Wait if you have a fever or a productive cough (bringing up phlegm)

Wait if you do not feel well on the day of donation.

Wait until you have completed antibiotic treatment for sinus, throat or lung infection.

Weight and Height

You must weigh at least 48 kgs to be eligible for blood donation for your own safety. Students who donate at high school drives and donors 18 years of age or younger must also meet additional height and weight requirements for whole blood donation (applies to girls shorter than 5'5" and boys shorter than 5').

Blood volume is determined by body weight and height. Individuals with low blood volumes may not tolerate the removal of the required volume of blood given with whole blood donation. There is no upper weight limit as long as your weight is not higher than the weight limit of the donor bed/lounge you are using. You can discuss any upper weight limitations of beds and lounges with your local health historian.

Unable to Give Blood?

Consider volunteering or hosting a blood drive through the Sangam Blood Centre. The Sangam Blood Centre ensure an ongoing blood supply, provide humanitarian support to families in need and prepare communities by teaching lifesaving skills.
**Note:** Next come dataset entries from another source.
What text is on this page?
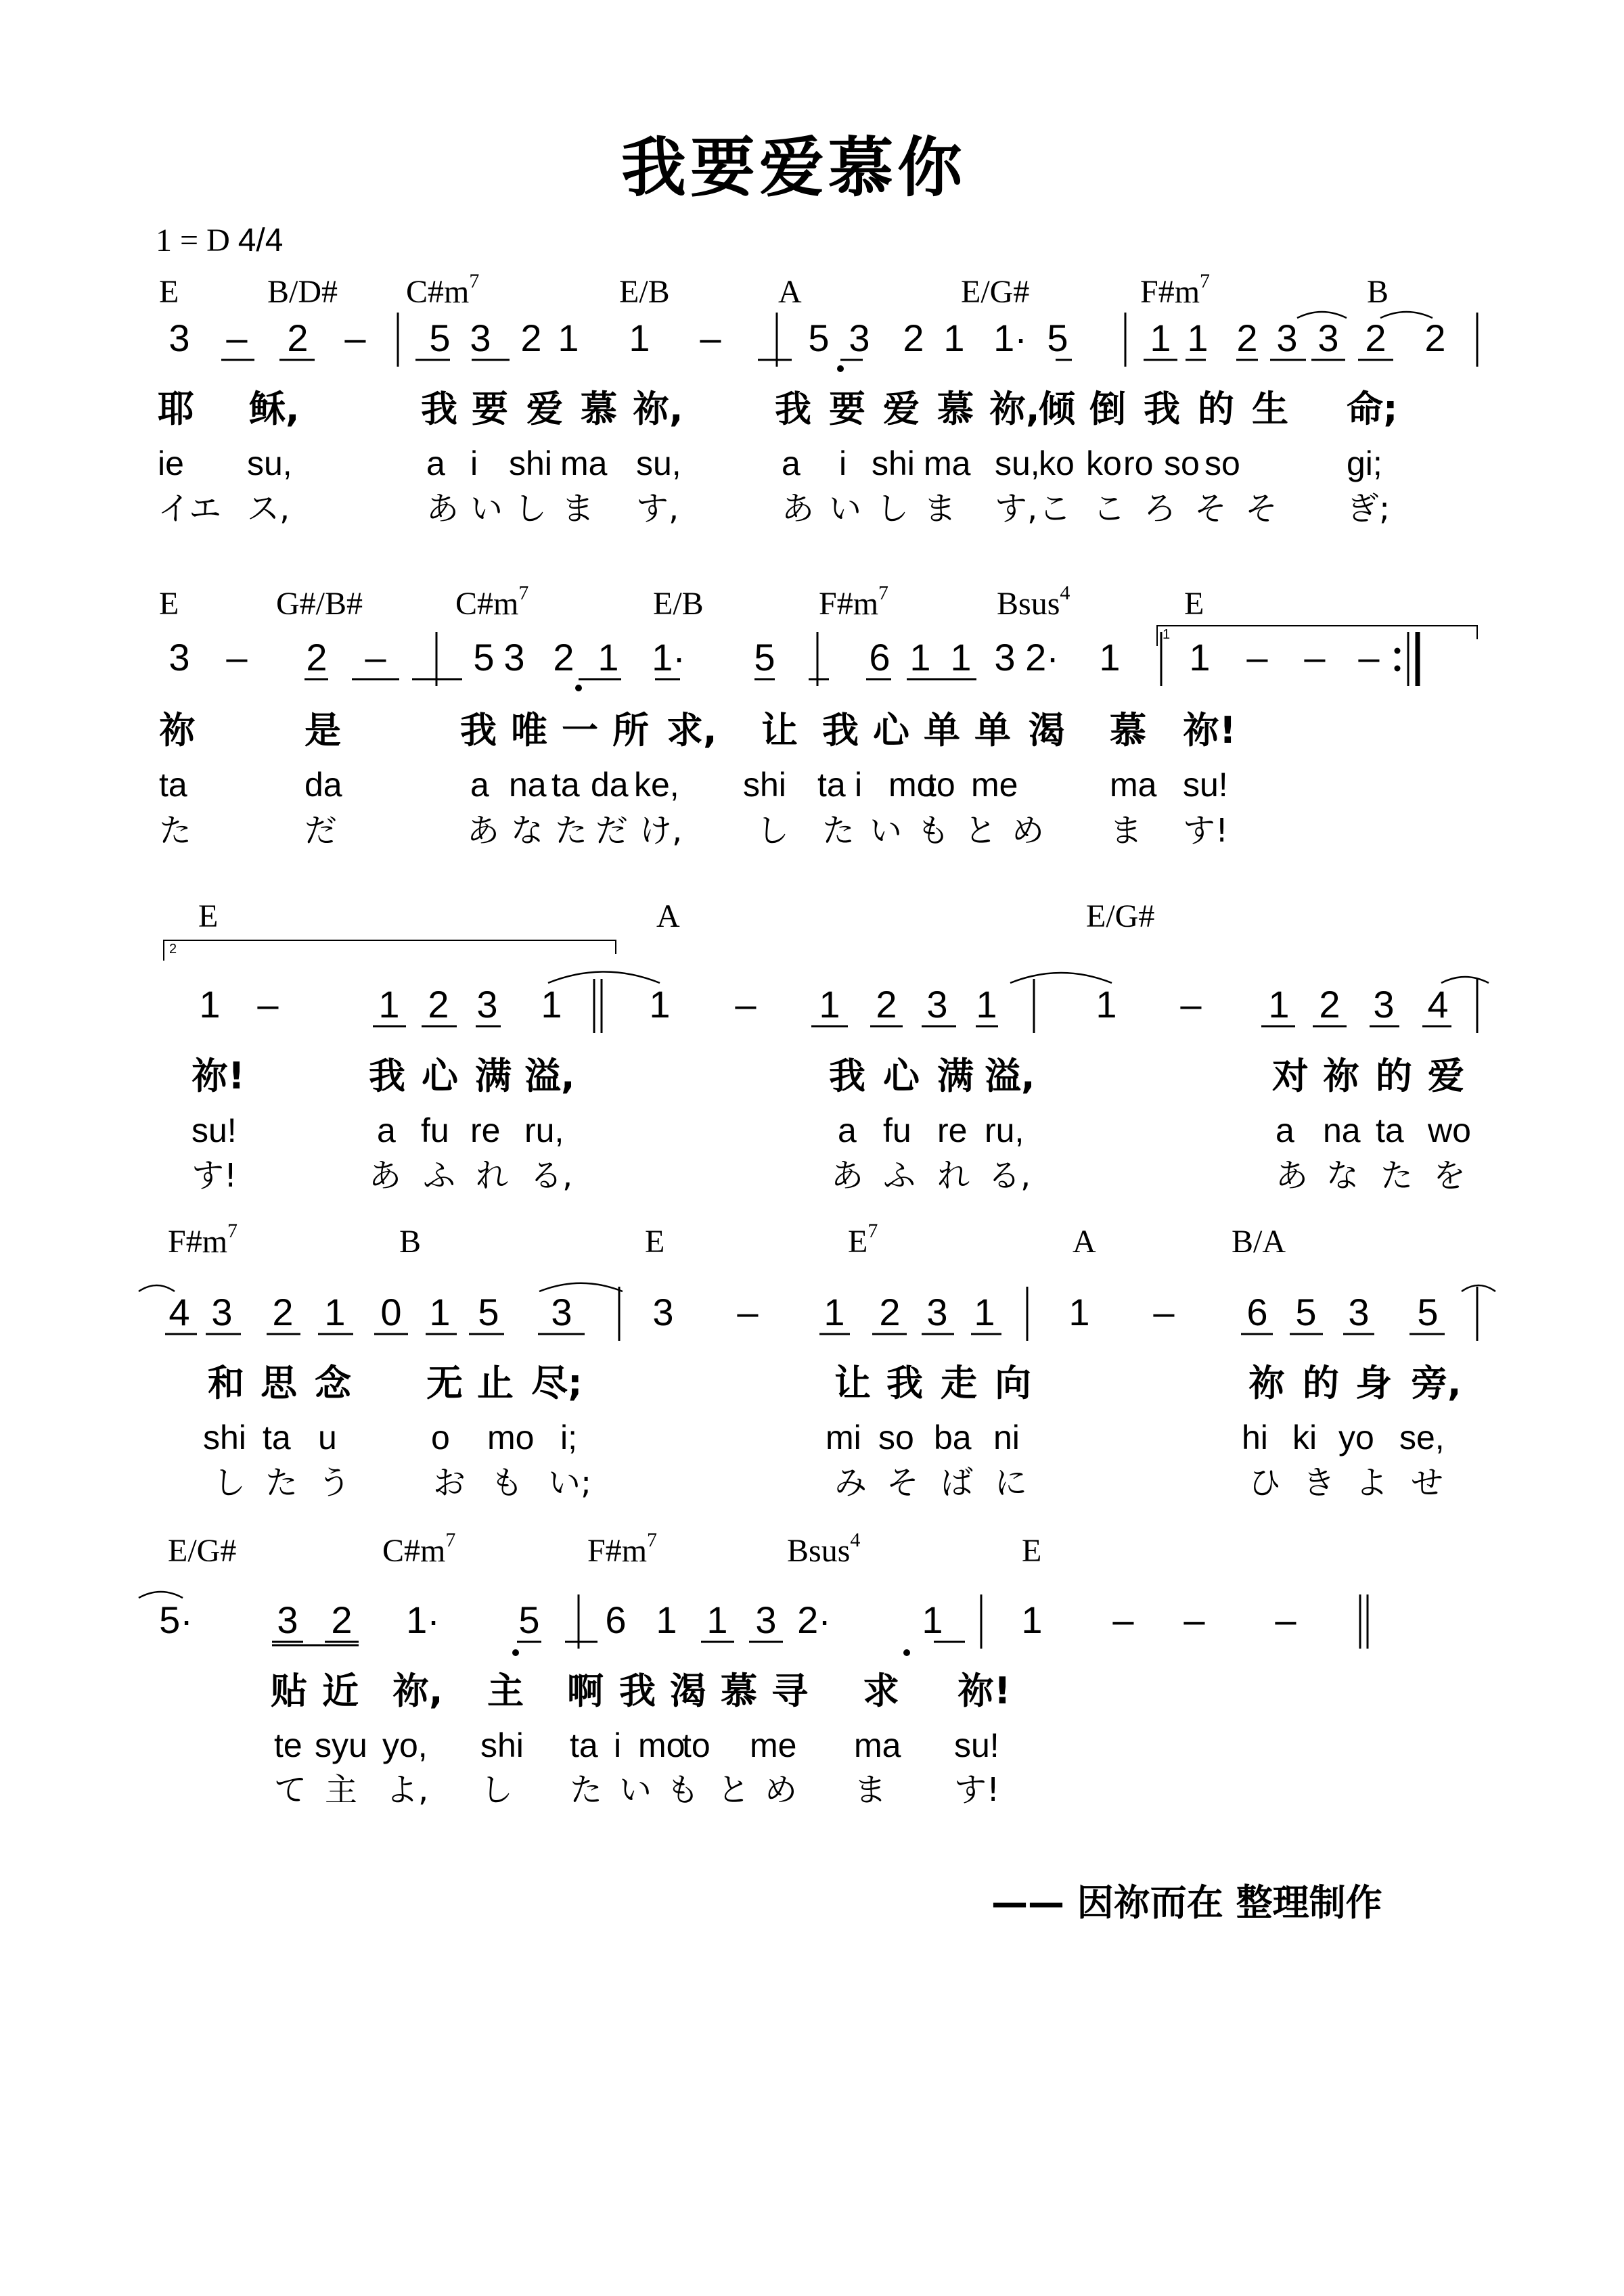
我要爱慕你
1 = D 4/4
E	B/D# $C\#m^7$	E/B	A	E/G#	$F\#m^7$	B
3 – 2 – 5 3 2 1 1 – 5 3 2 1 1· 5 1 1 2 3 3 2 2
耶 稣,	我 要 爱 慕 祢,	我 要 爱 慕 祢,
倾 倒 我 的 生 命;
ie su,	a i shi ma su,	a i shi ma su,
ko ko ro so so	gi;
イエ ス,	あ い し ま す,	あ い し ま す, こ こ ろ そ そ ぎ;
E	G#/B#	$C\#m^7$	E/B	$F\#m^7$	Bsus$^4$	E
3 – 2 – 5 3 2 1 1· 5 6 1 1 3 2· 1 1 – – –
祢	是	我 唯 一 所 求, 让 我 心 单 单 渴 慕 祢!
ta	da	a na ta da ke, shi ta i mo
to me	ma su!
た	だ	あ な た だ け, し た い も と め ま す!
E	A	E/G#
1 –	1 2 3 1 1 – 1 2 3 1	1 – 1 2 3 4
祢!	我 心 满 溢,	我 心 满 溢,	对 祢 的 爱
su!	a fu re ru,	a fu re ru,	a na ta wo
す!	あ ふ れ る,	あ ふ れ る,	あ な た を
$F\#m^7$	B	E	$E^7$	A	B/A
4 3 2 1 0 1 5 3 3 – 1 2 3 1 1 – 6 5 3 5
和 思 念 无 止 尽;	让 我 走 向	祢 的 身 旁,
shi ta u	o mo i;	mi so ba ni	hi ki yo se,
し た う	お も い;	み そ ば に	ひ き よ せ
E/G#	$C\#m^7$	$F\#m^7$	Bsus$^4$	E
5· 3 2 1· 5 6 1 1 3 2· 1 1 – – –
贴 近 祢, 主 啊 我 渴 慕 寻 求 祢!
te syu yo, shi ta i mo
to me ma su!
て 主 よ, し た い も と め ま す!
1
2
—— 因祢而在 整理制作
Allergy, Stuffy Nose, Itchy Eyes, Dry Cough

Acceptable as long as you feel well, have no fever, and have no problems breathing through your mouth.

Donation Intervals

Wait at least 12 weeks between whole blood (standard) donations.

Wait at least 7 days between platelet (pheresis) donations.


Do not give blood if you have AIDS or have ever had a positive HIV test, or if you have done something that puts you at risk for becoming infected with HIV.

You are at risk for getting infected if you:

Do not give blood if you have any of the following conditions that can be signs or symptoms of HIV/AIDS:

  • Fever
  • Enlarged lymph glands
  • Sore throat
  • Rash

Do not give blood if at any time you received HIV treatment also known as antiretroviral therapy (ART).